Six team members -- softball players Vicky Galindo, Lauren Lappin, Jessica Mendoza and Stacey Nuveman, 15-year-old swimmer Elizabeth Beisel and race walker Philip Dunn -- were among the 130 international athletes who in June signed a letter to President George W. Bush, Chinese President Hu Jintao and other world leaders asking them to try to ensure that during the Games an Olympic truce is observed in Sudan, home to the violence-torn Darfur region. The letter was given to Bush by former Olympic speedskating champion Joey Cheek, the head of an international athletes' organization called Team Darfur.
Through appearances and promotion of a website (crohnsandme.com), sprint kayaker Carrie Johnson works to raise awareness of Crohn's Disease, a chronic and often debilitating inflammation of the gastrointestinal tract from which she and softball infielder Tairia Flowers (and an estimated 500,000 other Americans) suffer.

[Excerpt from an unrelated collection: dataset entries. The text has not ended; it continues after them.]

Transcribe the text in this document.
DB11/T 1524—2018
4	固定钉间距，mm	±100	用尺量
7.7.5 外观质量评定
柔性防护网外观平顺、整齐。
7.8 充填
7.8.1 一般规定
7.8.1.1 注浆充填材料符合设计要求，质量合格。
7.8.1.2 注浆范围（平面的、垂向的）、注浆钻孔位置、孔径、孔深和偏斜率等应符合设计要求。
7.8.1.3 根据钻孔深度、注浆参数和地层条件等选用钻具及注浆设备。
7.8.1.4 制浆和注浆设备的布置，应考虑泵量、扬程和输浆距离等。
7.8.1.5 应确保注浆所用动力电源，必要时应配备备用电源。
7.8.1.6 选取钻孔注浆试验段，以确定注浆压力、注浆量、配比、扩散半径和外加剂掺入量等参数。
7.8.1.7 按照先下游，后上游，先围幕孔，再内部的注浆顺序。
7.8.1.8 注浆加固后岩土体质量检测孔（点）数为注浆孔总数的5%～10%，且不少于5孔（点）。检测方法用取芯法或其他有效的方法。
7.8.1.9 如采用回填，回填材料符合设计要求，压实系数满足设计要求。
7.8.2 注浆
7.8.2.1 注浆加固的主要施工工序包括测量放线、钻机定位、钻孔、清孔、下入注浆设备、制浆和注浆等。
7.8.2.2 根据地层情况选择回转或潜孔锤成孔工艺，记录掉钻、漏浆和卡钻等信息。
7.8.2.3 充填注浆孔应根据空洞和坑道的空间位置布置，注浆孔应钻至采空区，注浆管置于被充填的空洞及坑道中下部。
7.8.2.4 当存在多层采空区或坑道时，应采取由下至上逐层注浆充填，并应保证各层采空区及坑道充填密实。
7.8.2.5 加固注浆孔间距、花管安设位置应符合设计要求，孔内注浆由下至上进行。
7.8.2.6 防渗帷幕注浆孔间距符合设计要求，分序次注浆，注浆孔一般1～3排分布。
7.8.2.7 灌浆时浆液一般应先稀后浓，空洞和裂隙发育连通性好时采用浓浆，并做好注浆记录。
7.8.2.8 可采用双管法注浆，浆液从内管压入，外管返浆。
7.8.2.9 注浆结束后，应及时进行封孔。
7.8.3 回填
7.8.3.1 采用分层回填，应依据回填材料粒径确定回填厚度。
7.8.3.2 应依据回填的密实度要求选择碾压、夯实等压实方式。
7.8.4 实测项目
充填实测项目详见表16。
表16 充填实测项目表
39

Ben Askren, wrestling. The former University of Missouri star is known for the long blond curls that he braids or styles into a mullet for matches. "I actually don't really like my hair that much, but I'm a man of realism, and I realize people like gimmicks," he says. "[In Beijing] my hair's going to be my gimmick. Hopefully, I'll get a sponsorship or two, maybe get some money out of having stupid, curly hair."
WHAT A DIFFERENCE
Anna Willard will compete in Beijing as the American-record holder in a new Olympic track event, the women's 3,000-meter steeplechase. Four years ago, during the Games in Athens, she was waiting tables at the Fish Monger in Woods Hole, Mass.